Synopses & Reviews
In the 1930s, as waves of war and persecution were crashing over Europe, two young Jewish women began separate journeys of survival. One, a Polish-born woman from Bialystok, where virtually the entire Jewish community would soon be sent to the ghetto and from there to Hitler's concentration camps, was determined not only to live but to live with pride and defiance. The other, a Russian-born intellectual and introvert, would eventually become a high-level censor under Stalin's regime. At war's end, both women found themselves in Moscow, where informers lurked on every corner and anti-Semitism reigned. It was there that Ester and Ruzya would first cross paths, there that they became the closest of friends and learned to trust each other with their lives.
In this deeply moving family memoir, journalist Masha Gessen tells the story of her two beloved grandmothers: Ester, the quicksilver rebel who continually battled the forces of tyranny; Ruzya, a single mother who joined the Communist Party under duress and made the compromises the regime exacted of all its citizens. Both lost their first loves in the war. Both suffered unhappy unions. Both were gifted linguists who made their living as translators. And both had children Ester a boy, and Ruzya a girl who would grow up, fall in love, and have two children of their own: Masha and her younger brother.
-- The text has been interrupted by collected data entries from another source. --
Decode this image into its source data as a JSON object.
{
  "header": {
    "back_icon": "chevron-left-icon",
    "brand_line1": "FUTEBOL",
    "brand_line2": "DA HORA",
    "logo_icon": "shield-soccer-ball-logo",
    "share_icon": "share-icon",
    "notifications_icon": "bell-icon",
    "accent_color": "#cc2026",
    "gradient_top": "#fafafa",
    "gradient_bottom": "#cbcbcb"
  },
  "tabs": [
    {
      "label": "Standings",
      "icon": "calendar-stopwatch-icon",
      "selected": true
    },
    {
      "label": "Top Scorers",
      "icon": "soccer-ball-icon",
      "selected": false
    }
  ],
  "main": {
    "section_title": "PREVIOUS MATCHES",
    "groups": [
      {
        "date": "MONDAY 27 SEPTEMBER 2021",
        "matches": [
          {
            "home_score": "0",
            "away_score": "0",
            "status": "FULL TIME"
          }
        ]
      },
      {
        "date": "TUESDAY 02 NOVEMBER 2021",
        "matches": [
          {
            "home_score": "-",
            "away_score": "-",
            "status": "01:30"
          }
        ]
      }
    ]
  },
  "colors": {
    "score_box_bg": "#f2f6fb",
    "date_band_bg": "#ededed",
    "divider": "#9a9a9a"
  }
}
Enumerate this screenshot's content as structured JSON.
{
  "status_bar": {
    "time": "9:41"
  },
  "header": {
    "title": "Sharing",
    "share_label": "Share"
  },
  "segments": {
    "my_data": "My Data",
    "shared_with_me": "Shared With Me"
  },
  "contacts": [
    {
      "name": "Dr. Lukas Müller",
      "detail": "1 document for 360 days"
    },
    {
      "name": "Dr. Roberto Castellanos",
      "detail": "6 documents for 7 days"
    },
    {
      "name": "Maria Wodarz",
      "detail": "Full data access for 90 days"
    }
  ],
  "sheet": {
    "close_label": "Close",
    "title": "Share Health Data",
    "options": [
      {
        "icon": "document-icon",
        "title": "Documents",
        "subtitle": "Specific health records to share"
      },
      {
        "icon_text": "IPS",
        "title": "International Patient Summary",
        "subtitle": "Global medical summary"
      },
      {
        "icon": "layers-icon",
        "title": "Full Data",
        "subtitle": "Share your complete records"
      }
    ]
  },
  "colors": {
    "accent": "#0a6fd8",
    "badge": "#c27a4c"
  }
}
With grace, candor, and meticulous research, Gessen peels back the layers of secrecy surrounding her grandmothers lives. As she follows them through this remarkable period in history from the Stalin purges to the Holocaust, from the rise of Zionism to the fall of communism she describes how each of her grandmothers, and before them her great-grandfather, tried to navigate a dangerous line between conscience and compromise.
Ester and Ruzya is a spellbinding work of storytelling, filled with political intrigue and passionate emotion, acts of courage and acts of betrayal. At once an intimate family chronicle and a fascinating historical tale, it interweaves the stories of two women with a brilliant vision of Russian history. The result is a memoir that reads like a novel and an extraordinary testament to the bonds of family and the power of hope, love, and endurance.
Review
"Reviewers sometimes call a work of nonfiction 'as exciting as a novel,' but that would be an understatement applied to this extraordinary family memoir....Ester and Ruzya will remind you how much life, history and emotional and moral complexity the genre can convey in the hands of a wonderful writer." Katha Pollitt, The New York Times Book Review
Review
"This astonishing and deeply moving story is related with a masterful eye for the human detail that makes history come alive." Booklist
Review
"Ruzya's granddaughter, Masha Gessen, is back living in Moscow, and has written this poignant account of the lives of her grandmothers, Ruzya and Ester Goldberg." Baltimore Sun
Review
"Gessen offers the reader an extended case study in the moral ambiguity of life in a dictatorship..." Washington Post
Synopsis
To fourteen-year-old Masha Gessen, Ester the rebel and Ruzya the censor were not hostages to history but simply her beloved grandmothers. And when she and her parents emigrated to the United States in 1981, once the Soviet Union began allowing its Jewish citizens to leave, she feared she would never see these women again. Ten years later, however, she was able to return to Moscow, this time as a young journalist on assignment, and Ester and Ruzya were there to meet her at the airport. Over the course of the years that followed, she drew them out about their lives, learning what it meant to have struggled through the cataclysmic upheavals of the war, the Holocaust, and Stalin's terror. Both women lost the men they loved during the war, both were Jews under an oppressive and increasingly anti-Semitic regime, and both had careers that made use of their gifts for foreign languages. But these two close friends make very different choices in response to the intolerable demands of their time.
A moving portrayal of how overwhelming events force people to search for the decent compromise, the right choice when there is no choice at all, this narrative casts a warm human light on a dark and troubled time in history.
About the Author
Masha Gessen was born in the U.S.S.R., emigrated to the United States when she was fourteen years old, and later returned to Russia as a foreign correspondent. She makes her permanent home in Moscow with her partner, Svenya, and their two children but is currently living in Boston, where she has a Neiman Fellowship at Harvard.